Él estaba ausente, lejos en la lectura del periódico. Nunca le había llamado la atención la

historia de los inmigrantes. El barco “Galicia”, había llegado al país durante la última

dictadura y, en él venían españoles, italianos y flamencos. Tal vez judíos, gitanos y rusos

evadidos de la Unión Soviética. En el barco “Galicia”, vino por primera vez, doña Concha,

su madre. Fabricio respiró hondo y perdió la conciencia del lugar. Como tropel, de miradas

perdidas y anhelosas por llegar, los inmigrantes del “Galicia” desembarcaron y por trenes

fueron llevados a los nuevos bloques residenciales que la dictadura había construido para

albergar inmigrantes, en su afán de poblar y mejor los rostros del país.
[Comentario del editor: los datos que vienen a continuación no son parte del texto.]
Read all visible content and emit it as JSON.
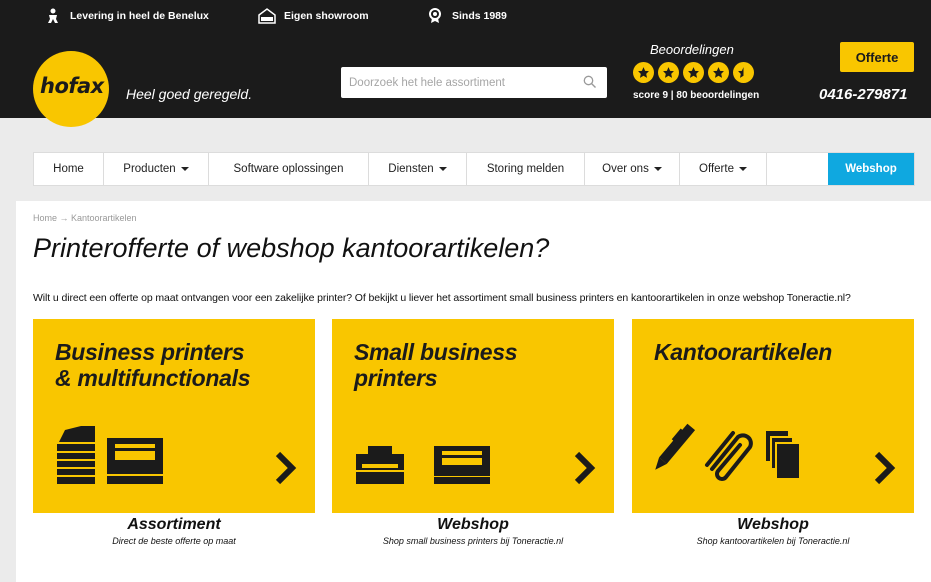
{
  "usps": [
    {
      "icon": "delivery-person-icon",
      "label": "Levering in heel de Benelux"
    },
    {
      "icon": "open-shop-icon",
      "label": "Eigen showroom"
    },
    {
      "icon": "award-badge-icon",
      "label": "Sinds 1989"
    }
  ],
  "brand": {
    "logo_text": "hofax",
    "tagline": "Heel goed geregeld."
  },
  "search": {
    "placeholder": "Doorzoek het hele assortiment"
  },
  "reviews": {
    "title": "Beoordelingen",
    "score_text": "score 9 | 80 beoordelingen",
    "stars": 4.5
  },
  "header": {
    "quote_button": "Offerte",
    "phone": "0416-279871"
  },
  "nav": [
    {
      "label": "Home",
      "dropdown": false
    },
    {
      "label": "Producten",
      "dropdown": true
    },
    {
      "label": "Software oplossingen",
      "dropdown": false
    },
    {
      "label": "Diensten",
      "dropdown": true
    },
    {
      "label": "Storing melden",
      "dropdown": false
    },
    {
      "label": "Over ons",
      "dropdown": true
    },
    {
      "label": "Offerte",
      "dropdown": true
    },
    {
      "label": "Webshop",
      "dropdown": false
    }
  ],
  "breadcrumb": "Home → Kantoorartikelen",
  "page_title": "Printerofferte of webshop kantoorartikelen?",
  "intro": "Wilt u direct een offerte op maat ontvangen voor een zakelijke printer? Of bekijkt u liever het assortiment small business printers en kantoorartikelen in onze webshop Toneractie.nl?",
  "tiles": [
    {
      "title": "Business printers\n& multifunctionals",
      "caption": "Assortiment",
      "subcaption": "Direct de beste offerte op maat"
    },
    {
      "title": "Small business\nprinters",
      "caption": "Webshop",
      "subcaption": "Shop small business printers bij Toneractie.nl"
    },
    {
      "title": "Kantoorartikelen",
      "caption": "Webshop",
      "subcaption": "Shop kantoorartikelen bij Toneractie.nl"
    }
  ],
  "colors": {
    "brand_yellow": "#f9c600",
    "header_black": "#1b1b1b",
    "webshop_blue": "#0fa8e0"
  }
}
Doña Concha era

joven, bonita y de hablar alegre. Al principio se dedicó a la cocina en un restaurante; pero

no duró mucho su soltería, pues el padre de Fabricio la cazó de inmediato y le propuso

matrimonio. Se casaron en la catedral y viajó con su marido a diversas provincias del país

donde trabajaba el marido. Fabricio nació en uno de aquellos viajes por el país y doña

Concha le enseñó a comer lentejas, pan y aceite de oliva.